I have a function (that is not a generator) that will give me any number of samples. Let's say that getting all the data I want to train (1000 samples) can't fit into memory. So I want to call this function 10 times to get smaller number of samples that fit into memory.
This is a dummy example for simplicity.
def get_samples(num_samples: int, random_seed=0):
np.random.seed(random_seed)
x = np.random.randint(0,100, num_samples)
y = np.random.randint(0,2, num_samples)
return np.array(list(zip(x,y))
Again lets say get_samples(1000,0) won't fit into memory.
So in theory I am looking for something like this:
batch_size = 100
total_num_samples = 1000
batches = []
for i in range(total_num_samples//batch_size):
batches.append(get_samples(batch_size, i))
But this still loads everything into memory.
Again this function is a dummy representation and the real one is already defined and not a generator.
In tf land. I was hoping that:
tf.data.Dataset.batch[0] would equal to the output of get_data(100,0)
tf.data.Dataset.batch[1] would equal to the output of get_data(100,1)
tf.data.Dataset.batch[2] would equal to the output of get_data(100,2)
...
tf.data.Dataset.batch[9] would equal to the output of get_data(100,9)
I understand that I can use tf.data.Datasets with a generator (and I think you can set a generator per batch). But the function I have gives more than a single sample. The set up is too expensive to set it up for a every single sample.
I was wanting to use tf.data.Dataset.prefetch() to run the get_batch function on every batch. And of course, it would call the get_batch with the same parameters on every epoch.
Sorry if the explaination is convoluted. Trying my best to describe the problem.
Anyone have any ideas?
This what I came up with:
def simple_static_synthesizer(batch_size, seed=1, verbose=True):
if verbose:
print(f"Creating Synthetic Data with seed {seed}")
rng = np.random.default_rng(seed)
all_x = []
all_y = []
for i in range(batch_size):
x = np.array(np.concatenate((rng.integers(0,100, 1, dtype=int), rng.integers(0,100, 1, dtype=int), rng.integers(0,100, 1, dtype=int))))

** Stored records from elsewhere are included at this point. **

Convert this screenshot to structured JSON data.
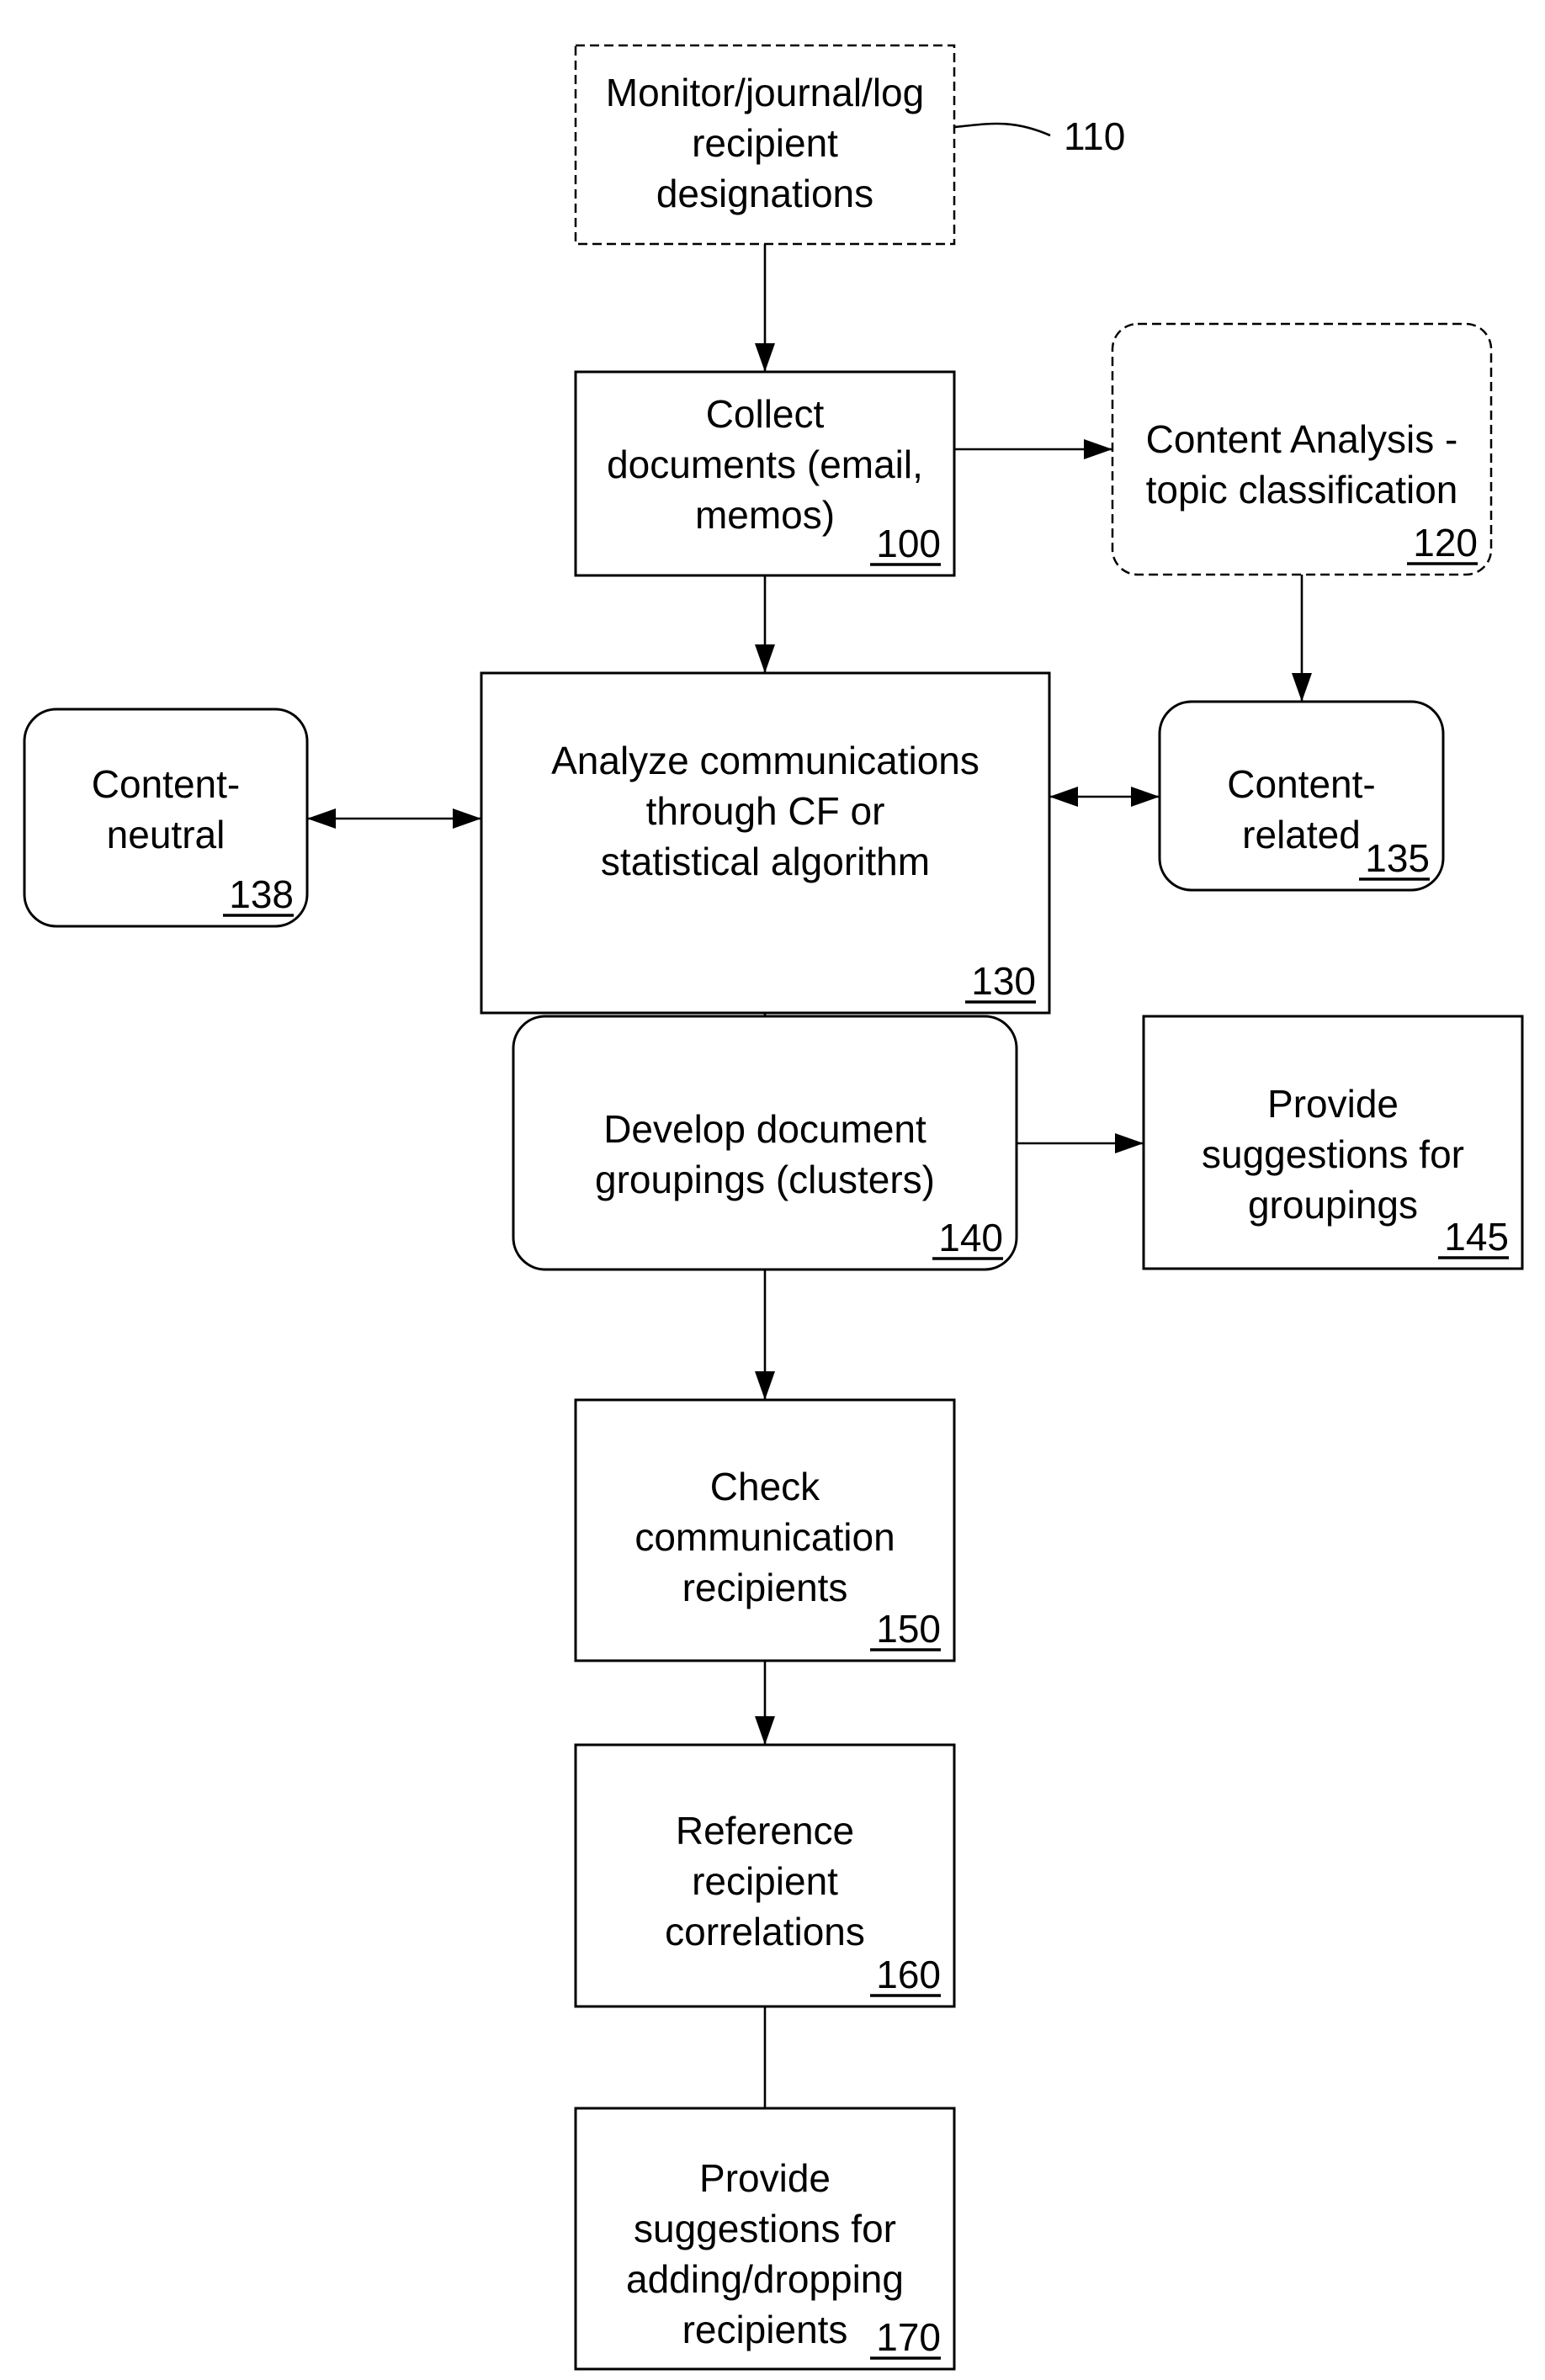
{
  "diagram": {
    "type": "flowchart",
    "nodes": [
      {
        "id": "110",
        "lines": [
          "Monitor/journal/log",
          "recipient",
          "designations"
        ],
        "ref": "",
        "callout": "110",
        "style": "dashed"
      },
      {
        "id": "100",
        "lines": [
          "Collect",
          "documents (email,",
          "memos)"
        ],
        "ref": "100",
        "style": "solid"
      },
      {
        "id": "120",
        "lines": [
          "Content Analysis -",
          "topic classification"
        ],
        "ref": "120",
        "style": "dashed-rounded"
      },
      {
        "id": "130",
        "lines": [
          "Analyze communications",
          "through CF or",
          "statistical algorithm"
        ],
        "ref": "130",
        "style": "solid"
      },
      {
        "id": "138",
        "lines": [
          "Content-",
          "neutral"
        ],
        "ref": "138",
        "style": "rounded"
      },
      {
        "id": "135",
        "lines": [
          "Content-",
          "related"
        ],
        "ref": "135",
        "style": "rounded"
      },
      {
        "id": "140",
        "lines": [
          "Develop document",
          "groupings (clusters)"
        ],
        "ref": "140",
        "style": "rounded"
      },
      {
        "id": "145",
        "lines": [
          "Provide",
          "suggestions for",
          "groupings"
        ],
        "ref": "145",
        "style": "solid"
      },
      {
        "id": "150",
        "lines": [
          "Check",
          "communication",
          "recipients"
        ],
        "ref": "150",
        "style": "solid"
      },
      {
        "id": "160",
        "lines": [
          "Reference",
          "recipient",
          "correlations"
        ],
        "ref": "160",
        "style": "solid"
      },
      {
        "id": "170",
        "lines": [
          "Provide",
          "suggestions for",
          "adding/dropping",
          "recipients"
        ],
        "ref": "170",
        "style": "solid"
      }
    ],
    "edges": [
      {
        "from": "110",
        "to": "100",
        "arrow": "end"
      },
      {
        "from": "100",
        "to": "120",
        "arrow": "end"
      },
      {
        "from": "100",
        "to": "130",
        "arrow": "end"
      },
      {
        "from": "120",
        "to": "135",
        "arrow": "end"
      },
      {
        "from": "130",
        "to": "138",
        "arrow": "both"
      },
      {
        "from": "130",
        "to": "135",
        "arrow": "both"
      },
      {
        "from": "130",
        "to": "140",
        "arrow": "end"
      },
      {
        "from": "140",
        "to": "145",
        "arrow": "end"
      },
      {
        "from": "140",
        "to": "150",
        "arrow": "end"
      },
      {
        "from": "150",
        "to": "160",
        "arrow": "end"
      },
      {
        "from": "160",
        "to": "170",
        "arrow": "none"
      }
    ]
  }
}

y = np.array(rng.integers(0,2,1, dtype=int))
all_x.append(x)
all_y.append(y)
return all_x, all_y
def my_generator(total_size, batch_size, seed=0, verbose=True):
counter = 0
for i in range(total_size):
# Regenerate for each batch
if counter%batch_size == 0: # Regen data for every batch
x,y = simple_static_synthesizer(batch_size,seed,verbose)
seed += 1
yield x[i%batch_size],y[i%batch_size]
counter += 1
my_gen = my_generator(10,2,seed=1)
# See values
for x,y in my_gen:
print(x,y)
# Call again, this give same answer as above
my_gen = my_generator(10,2,seed=1)
for x,y in my_gen:
print(x,y)
# Dataset with small batches to see if it is doing it correctly
total_samples = 10
batch_size = 2
seed = 5
dataset = tf.data.Dataset.from_generator(
my_generator,
args=[total_samples,batch_size,seed],
output_signature=(
tf.TensorSpec(shape=(3,), dtype=tf.uint8),
tf.TensorSpec(shape=(1,), dtype=tf.uint8),
)
)
for i,(x,y) in enumerate(dataset):
print(x.numpy(),y.numpy())
if i == 4:
break # shows first 3 syn calls
Wish we could have notebook answers!